69 Cal. Rptr. 3d 25, 157 Cal. App. 4th 496, 2007 Cal. App. LEXIS 1973
CourtCalifornia Court of Appeal
DecidedNovember 30, 2007
DocketA116212
StatusPublished
Cited by62 cases

This text of 69 Cal. Rptr. 3d 25 (People v. Adanandus) is published on Counsel Stack Legal Research, covering California Court of Appeal primary law. Counsel Stack provides free access to over 12 million legal documents including statutes, case law, regulations, and constitutions.

Bluebook
People v. Adanandus, 69 Cal. Rptr. 3d 25, 157 Cal. App. 4th 496, 2007 Cal. App. LEXIS 1973 (Cal. Ct. App. 2007).

Opinion

*499 Opinion

HORNER, J. *

Defendant Pierre Adanandus appeals the judgment and sentence imposed following his jury trial convictions for murder and attempted murder. Defendant contends (1) the trial court improperly denied his Wheeler/Batson* 1 motion, and (2) the prosecutor committed misconduct on closing argument. We affirm.

Factual and Procedural Background

On April 15, 2005, police responded to reports of a shooting on 65th Avenue in Oakland. Multiple shots were fired from a passing minivan into a station wagon that was parked in a driveway. Ronald Delk, his brother Anthony Delk, and his cousin Joe Wills were seated in the station wagon while talking to their uncle, Eric Delk, who was standing outside the vehicle. In the shooting, Joe Wills was killed and Ronald Delk was shot in the arm. The minivan was later found abandoned and burned. Expended cartridge casings recovered from the scene were subjected to laboratory examination and found to have been fired from a single AK-style rifle. Witnesses stated that there were three African-American males in the minivan. Defendant was subsequently identified as the shooter.

On November 16, 2005, an information was filed charging defendant on count one with first degree murder (Pen. Code, 2 § 187, subd. (a)) and on count two and three of first degree attempted murder (§§ 664, 187, subd. (a)). On each count, the information also alleged personal and intentional use of a firearm causing great bodily injury (§§ 12022.5, subd. (a), 12022.53, subds. (b)-(d), 12022.7, subd. (a)). Also, the first degree murder count carried a driveby special allegation (§ 190.2, subd. (a)(21)).

Jury selection began on September 19, 2006. On October 3, 2006, the trial court denied defendant’s Wheeler/Batson motion with respect to the prosecutor’s exercise of three peremptory challenges against African-American Jurors Jonet H., Betty C. and Channing W. The prosecution launched its case on October 5 and it was submitted to the jury on October 11. On October 12, 2006, the jury returned verdicts of guilty on all three counts and found all allegations true.

On December 8, 2006, defendant was sentenced to life without parole on count one, life with the possibility of parole on count two consecutive to *500 count one, and a concurrent life with the possibility of parole on count three.

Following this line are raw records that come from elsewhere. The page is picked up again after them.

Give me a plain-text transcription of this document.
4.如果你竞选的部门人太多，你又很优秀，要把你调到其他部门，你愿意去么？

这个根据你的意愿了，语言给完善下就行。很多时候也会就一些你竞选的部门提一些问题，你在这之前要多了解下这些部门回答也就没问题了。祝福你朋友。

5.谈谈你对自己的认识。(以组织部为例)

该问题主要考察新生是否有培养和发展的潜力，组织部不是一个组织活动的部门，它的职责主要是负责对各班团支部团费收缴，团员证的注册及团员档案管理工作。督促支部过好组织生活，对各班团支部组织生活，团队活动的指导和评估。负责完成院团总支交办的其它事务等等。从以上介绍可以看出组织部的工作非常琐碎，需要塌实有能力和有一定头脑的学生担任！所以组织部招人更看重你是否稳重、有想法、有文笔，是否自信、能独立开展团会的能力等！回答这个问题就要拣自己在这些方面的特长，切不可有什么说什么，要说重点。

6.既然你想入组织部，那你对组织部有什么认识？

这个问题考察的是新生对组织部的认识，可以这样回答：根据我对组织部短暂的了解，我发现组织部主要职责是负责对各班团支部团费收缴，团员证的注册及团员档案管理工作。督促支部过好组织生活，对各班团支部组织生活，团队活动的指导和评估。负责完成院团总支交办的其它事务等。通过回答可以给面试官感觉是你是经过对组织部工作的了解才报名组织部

A notice of appeal was filed on the day of sentencing.

Discussion

I. Wheeler/Batson Motion

A. Applicable Legal Standards

The use of peremptory challenges to excuse prospective jurors based on race violates the federal and state Constitutions. (Batson, supra, 476 U.S. at p. 89; People v. Gray (2005) 37 Cal.4th 168, 184 [33 Cal.Rptr.3d 451, 118 P.3d 496]; Wheeler, supra, 22 Cal.3d at pp. 216-211.) A Wheeler/Batson motion “is timely if made before jury impanelment is completed because ‘the impanelment of the jury is not deemed complete until the alternates are selected and sworn.’ ” (People v. McDermott (2002) 28 Cal.4th 946, 970 [123 Cal.Rptr.2d 654, 51 P.3d 874].)

“In a recent decision, the United States Supreme Court reaffirmed that Batson states the procedure and standard to be employed by trial courts when challenges such as defendant’s are made. ‘First, the defendant must make out a prima facie case “by showing that the totality of the relevant facts gives rise to an inference of discriminatory purpose.” [Citations.] Second, once the defendant has made out a prima facie case, the “burden shifts to the State to explain adequately the racial exclusion” by offering permissible race-neutral justifications for the strikes. [Citations.] Third, “[i]f a race-neutral explanation is tendered, the trial court must then decide . . . whether the opponent of the strike has proved purposeful racial discrimination.” ’ ” (People v. Cornwell (2005) 37 Cal.4th 50, 66-67 [33 Cal.Rptr.3d 1, 117 P.3d 622] (Cornwell), quoting Johnson v. California (2005) 545 U.S. 162, 168 [162 L.Ed.2d 129, 125 S.Ct. 2410] (Johnson).) Moreover, “[Johnson] explained] that ‘a defendant satisfies the requirements of Batson’s first step by producing evidence sufficient to permit the trial judge to draw an inference that discrimination has occurred.’ [Citation.] The defendant having shown membership in a cognizable class, and keeping in mind ‘ “that peremptory challenges constitute a jury selection practice that permits ‘those to discriminate who are of a mind to discriminate,’ ” ’ the defendant ‘ “must show that these facts and any other relevant circumstances raise an inference that the prosecutor used that practice to exclude the veniremen from the petit jury on account of their race.” ’ ” (Cornwell, supra, at p. 67.)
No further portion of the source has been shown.